Gram always said the most happiness you can collect is when you give things to other people that you love. I have a lot of happiness in my heart as I sit with my presents in my lap and watch everybody else open presents I bought for them.
On the way home Cherry talks about her mother, I talk about Gram, and Keith talks about how cold it was in eastern Oregon growing up.
“Snow up to our assholes! Shit! It was cold!” Keith cannot help using those words now, because he held them in all night at Gary’s.
“When I was little, before my mom and dad started drinking, we had a tree, and my aunts, uncles, and cousins would visit. After they separated, it just wasn’t the same.” Cherry looks sad as she says this.

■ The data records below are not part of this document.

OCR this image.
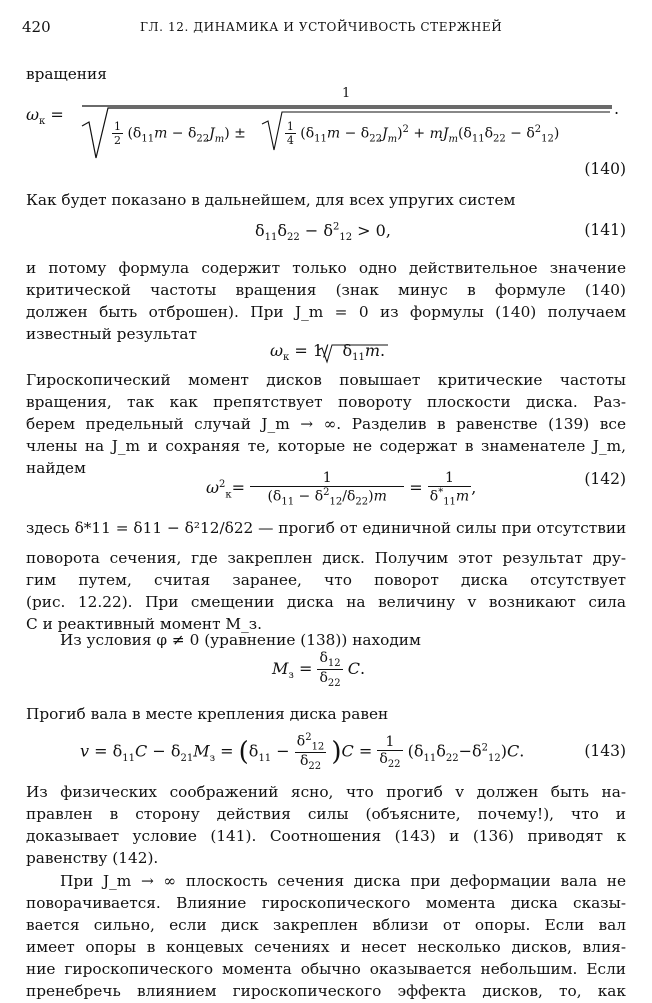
420	ГЛ. 12. ДИНАМИКА И УСТОЙЧИВОСТЬ СТЕРЖНЕЙ
вращения
$\omega_к$ =
1
$\frac{1}{2} (\delta_{11}m - \delta_{22}J_m)$ ±	$\frac{1}{4} (\delta_{11}m - \delta_{22}J_m)^2 + mJ_m(\delta_{11}\delta_{22} - \delta^2_{12})$
.
(140)
Как будет показано в дальнейшем, для всех упругих систем
$\delta_{11}\delta_{22} - \delta^2_{12} > 0$,	(141)
и потому формула содержит только одно действительное значение
критической частоты вращения (знак минус в формуле (140)
должен быть отброшен). При J_m = 0 из формулы (140) получаем
известный результат
$\omega_к = 1/$ $\delta_{11}m$.
Гироскопический момент дисков повышает критические частоты
вращения, так как препятствует повороту плоскости диска. Раз-
берем предельный случай J_m → ∞. Разделив в равенстве (139) все
члены на J_m и сохраняя те, которые не содержат в знаменателе J_m,
найдем
$\omega^2_к= \frac{1}{(\delta_{11} - \delta^2_{12}/\delta_{22})m} = \frac{1}{\delta^*_{11}m}$ ,	(142)
здесь δ*11 = δ11 − δ²12/δ22 — прогиб от единичной силы при отсутствии
поворота сечения, где закреплен диск. Получим этот результат дру-
гим путем, считая заранее, что поворот диска отсутствует
(рис. 12.22). При смещении диска на величину v возникают сила
C и реактивный момент M_з.
Из условия φ ≠ 0 (уравнение (138)) находим
$M_з = \frac{\delta_{12}}{\delta_{22}} C$.
Прогиб вала в месте крепления диска равен
$v = \delta_{11}C - \delta_{21}M_з = (\delta_{11} - \frac{\delta^2_{12}}{\delta_{22}} )C = \frac{1}{\delta_{22}} (\delta_{11}\delta_{22}-\delta^2_{12})C$.	(143)
Из физических соображений ясно, что прогиб v должен быть на-
правлен в сторону действия силы (объясните, почему!), что и
доказывает условие (141). Соотношения (143) и (136) приводят к
равенству (142).
При J_m → ∞ плоскость сечения диска при деформации вала не
поворачивается. Влияние гироскопического момента диска сказы-
вается сильно, если диск закреплен вблизи от опоры. Если вал
имеет опоры в концевых сечениях и несет несколько дисков, влия-
ние гироскопического момента обычно оказывается небольшим. Если
пренебречь влиянием гироскопического эффекта дисков, то, как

“Gram and I had a fake tree. We put it up the day after Thanksgiving and took it down New Year’s Day,” I say. “She put it in our back room when it broke. It was all silver. Remember, Keith? It was in the first load we took to the dump.”

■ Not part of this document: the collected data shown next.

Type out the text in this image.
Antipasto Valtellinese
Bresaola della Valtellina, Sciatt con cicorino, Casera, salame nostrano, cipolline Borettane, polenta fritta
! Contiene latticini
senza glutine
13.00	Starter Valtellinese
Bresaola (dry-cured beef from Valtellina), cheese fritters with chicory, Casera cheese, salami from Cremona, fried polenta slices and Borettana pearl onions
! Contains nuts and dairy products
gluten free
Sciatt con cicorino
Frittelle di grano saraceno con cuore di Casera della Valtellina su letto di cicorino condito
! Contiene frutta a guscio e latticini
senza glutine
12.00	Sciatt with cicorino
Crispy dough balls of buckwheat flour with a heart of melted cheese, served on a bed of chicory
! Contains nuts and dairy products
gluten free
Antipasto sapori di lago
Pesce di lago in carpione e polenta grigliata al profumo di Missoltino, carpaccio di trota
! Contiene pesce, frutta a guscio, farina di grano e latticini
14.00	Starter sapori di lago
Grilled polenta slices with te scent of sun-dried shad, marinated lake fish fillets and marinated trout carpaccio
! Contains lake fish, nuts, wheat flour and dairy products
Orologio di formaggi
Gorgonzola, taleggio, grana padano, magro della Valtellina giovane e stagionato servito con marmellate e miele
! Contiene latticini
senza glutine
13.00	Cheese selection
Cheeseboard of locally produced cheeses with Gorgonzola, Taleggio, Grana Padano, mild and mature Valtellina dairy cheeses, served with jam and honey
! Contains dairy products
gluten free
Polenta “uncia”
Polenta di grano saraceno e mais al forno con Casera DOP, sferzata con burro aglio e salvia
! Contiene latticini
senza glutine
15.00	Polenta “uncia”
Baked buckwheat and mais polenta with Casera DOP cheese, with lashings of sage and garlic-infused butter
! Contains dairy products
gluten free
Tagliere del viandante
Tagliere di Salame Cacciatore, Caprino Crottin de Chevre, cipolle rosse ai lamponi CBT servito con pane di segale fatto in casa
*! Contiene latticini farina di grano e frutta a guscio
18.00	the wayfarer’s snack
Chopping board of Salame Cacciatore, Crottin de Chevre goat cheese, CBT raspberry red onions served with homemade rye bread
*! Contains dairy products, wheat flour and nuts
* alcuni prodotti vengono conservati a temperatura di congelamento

After everyone went to bed, I laid stockings for Cherry and Keith in front of the TV. It is like a pretend fireplace. I am very good at stockings. First, you buy candy and oranges because they last the longest. Then you buy little stuff like key chains, pens, and crossword puzzle books, or maybe tiny flashlights and hand soap samples. I do good stockings.
I sleep on the couch and Keith and Cherry sleep in the bedroom. The thumping noise only keeps me up a little while. I am very tired. The next thing I know, I smell pancakes and Cherry is poking me in the ribs to get up.

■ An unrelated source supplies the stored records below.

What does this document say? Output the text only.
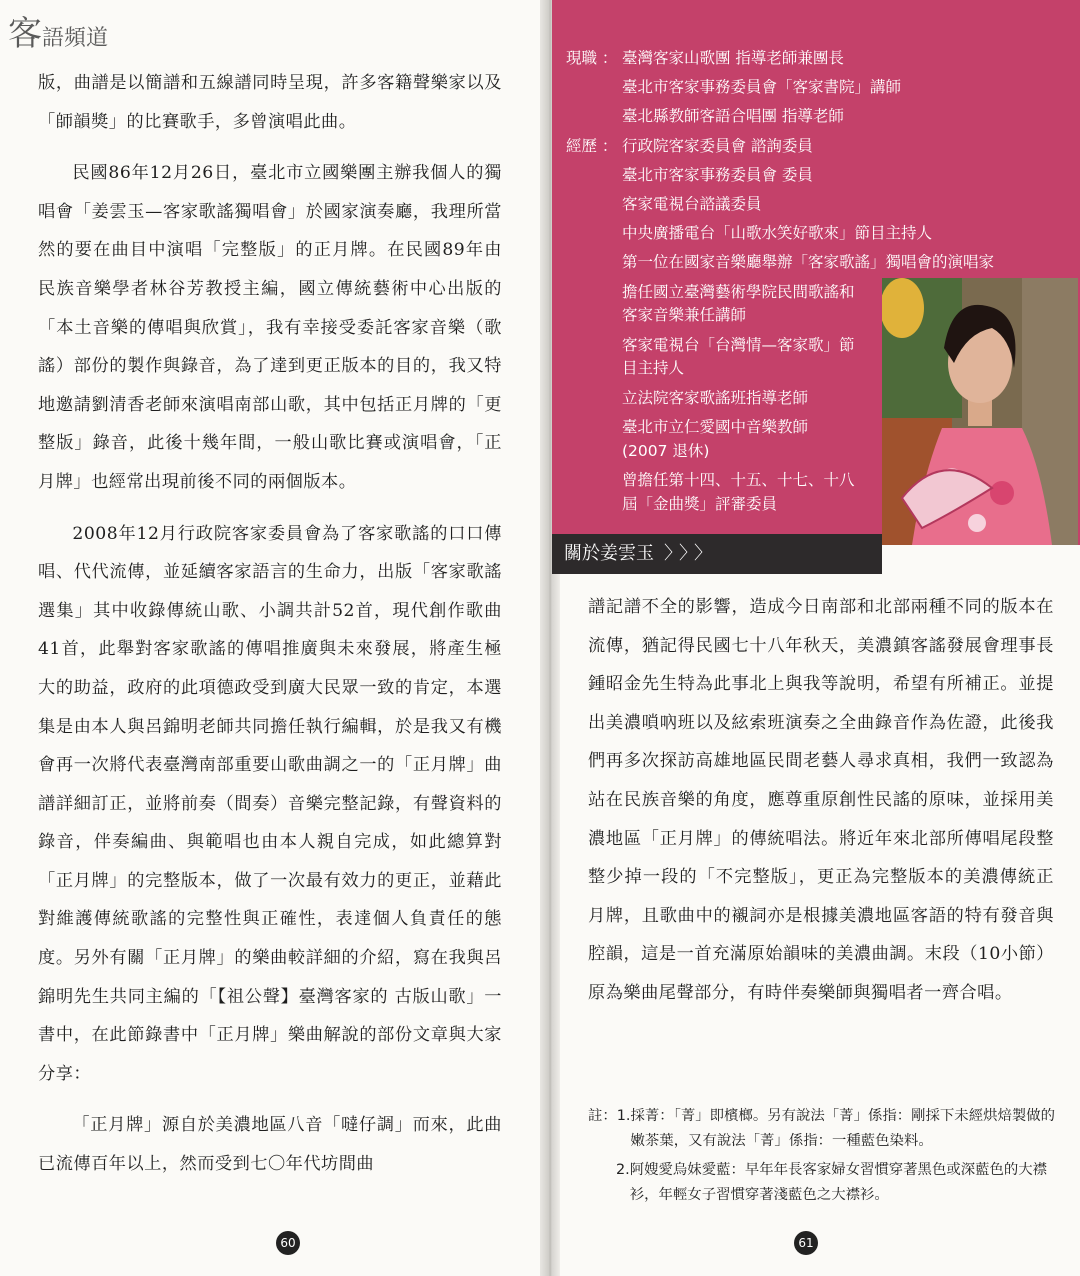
客語頻道

版，曲譜是以簡譜和五線譜同時呈現，許多客籍聲樂家以及「師韻獎」的比賽歌手，多曾演唱此曲。

民國86年12月26日，臺北市立國樂團主辦我個人的獨唱會「姜雲玉—客家歌謠獨唱會」於國家演奏廳，我理所當然的要在曲目中演唱「完整版」的正月牌。在民國89年由民族音樂學者林谷芳教授主編，國立傳統藝術中心出版的「本土音樂的傳唱與欣賞」，我有幸接受委託客家音樂（歌謠）部份的製作與錄音，為了達到更正版本的目的，我又特地邀請劉清香老師來演唱南部山歌，其中包括正月牌的「更整版」錄音，此後十幾年間，一般山歌比賽或演唱會，「正月牌」也經常出現前後不同的兩個版本。

2008年12月行政院客家委員會為了客家歌謠的口口傳唱、代代流傳，並延續客家語言的生命力，出版「客家歌謠選集」其中收錄傳統山歌、小調共計52首，現代創作歌曲41首，此舉對客家歌謠的傳唱推廣與未來發展，將產生極大的助益，政府的此項德政受到廣大民眾一致的肯定，本選集是由本人與呂錦明老師共同擔任執行編輯，於是我又有機會再一次將代表臺灣南部重要山歌曲調之一的「正月牌」曲譜詳細訂正，並將前奏（間奏）音樂完整記錄，有聲資料的錄音，伴奏編曲、與範唱也由本人親自完成，如此總算對「正月牌」的完整版本，做了一次最有效力的更正，並藉此對維護傳統歌謠的完整性與正確性，表達個人負責任的態度。另外有關「正月牌」的樂曲較詳細的介紹，寫在我與呂錦明先生共同主編的「【祖公聲】臺灣客家的 古版山歌」一書中，在此節錄書中「正月牌」樂曲解說的部份文章與大家分享：

「正月牌」源自於美濃地區八音「噠仔調」而來，此曲已流傳百年以上，然而受到七〇年代坊間曲

60
現職 ： 臺灣客家山歌團 指導老師兼團長
臺北市客家事務委員會「客家書院」講師
臺北縣教師客語合唱團 指導老師
經歷 ： 行政院客家委員會 諮詢委員
臺北市客家事務委員會 委員
客家電視台諮議委員
中央廣播電台「山歌水笑好歌來」節目主持人
第一位在國家音樂廳舉辦「客家歌謠」獨唱會的演唱家
擔任國立臺灣藝術學院民間歌謠和客家音樂兼任講師
客家電視台「台灣情—客家歌」節目主持人
立法院客家歌謠班指導老師
臺北市立仁愛國中音樂教師 (2007 退休)
曾擔任第十四、十五、十七、十八屆「金曲獎」評審委員
關於姜雲玉 〉〉〉

譜記譜不全的影響，造成今日南部和北部兩種不同的版本在流傳，猶記得民國七十八年秋天，美濃鎮客謠發展會理事長鍾昭金先生特為此事北上與我等說明，希望有所補正。並提出美濃嗩吶班以及絃索班演奏之全曲錄音作為佐證，此後我們再多次探訪高雄地區民間老藝人尋求真相，我們一致認為站在民族音樂的角度，應尊重原創性民謠的原味，並採用美濃地區「正月牌」的傳統唱法。將近年來北部所傳唱尾段整整少掉一段的「不完整版」，更正為完整版本的美濃傳統正月牌，且歌曲中的襯詞亦是根據美濃地區客語的特有發音與腔韻，這是一首充滿原始韻味的美濃曲調。末段（10小節）原為樂曲尾聲部分，有時伴奏樂師與獨唱者一齊合唱。

註：1. 採菁：「菁」即檳榔。另有說法「菁」係指：剛採下未經烘焙製做的嫩茶葉，又有說法「菁」係指：一種藍色染料。
2. 阿嫂愛烏妹愛藍：早年年長客家婦女習慣穿著黑色或深藍色的大襟衫，年輕女子習慣穿著淺藍色之大襟衫。
61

“Santa came last night!” she sings.
And oh boy! Did he! Santa, which was most likely both Cherry and Keith, brought me my own laptop computer. Another stocking with my name on it was right next to theirs. I got a hat, new socks with sailboats on them, and a whistle that I blew until Keith yelled, “Shut the fuck up, Per!”
That’s okay.
Cherry showed me how to use my computer and I wrote down all the directions. She said she would give me computer lessons every day as part of her present. Christmas is always a good day. But this Christmas was double wonderful. Keith and Cherry went back to
Diamond Girl
after dinner for a smoke. I sat up until late playing with my computer. Before I went to sleep, I heard Gram’s voice.
Merry Christmas, Perry,
she said.
Merry Christmas, Gram
, I said back.
Merry Christmas
.
41
My words today are
pass, passable
, and
passage
. I type them into my new computer. I started my new book in Word. I like that. Word. That pretty much tells you what it is. Word for my words. Pass. The first definition I read makes me sad. It is right on my computer. Like Gram and Gramp. It means die. To pass on. I had to shut down my Mac, that is what I call my computer. I look for my
Gram Remembers Book
so I can think about her again.
The lottery reminds me of Gram.
When we would buy tickets she would say, “You know, Perry, life’s all just one big goddamned lottery. Some of us have brains, some of us don’t. Some people draw cancer. Others win car accidents and plane crashes. It’s just a lottery. A goddamned lottery.”
I like to think that Gram was happy. I did not win the brains lottery, but I won the other kind. Then I start to wonder. Is there a happiness lottery too? A sadness lottery? Does God sit up in heaven drawing numbers for people? Like for Keith? Like for me? It makes me wonder about God. Is everything in life just numbers?
January is cold and wet in Everett. I send more checks to my cousin-brothers. They still want my Power. Soon it will be February. It will still be gray, but that is the heart month.
I wonder what kind of Valentine’s Day present Cherry would like. I think she might be my girlfriend now. She wears her diamond earrings all the time. Maybe I should buy her chocolate. Girls like chocolate. I like chocolate. They also like jewelry and books. Cherry is always reading a book. They have large brown men with bare chests and hair on the front. Sometimes one is holding a lady who has her boobs hanging out. Big ones. They are not too hard for me to read and the stories are fun, like shipwrecks and men panting over a girl’s crotch, and spies. I learn a lot. When Cherry finishes a story, she lets me read it.
When Keith picks up one of her books, he laughs at us.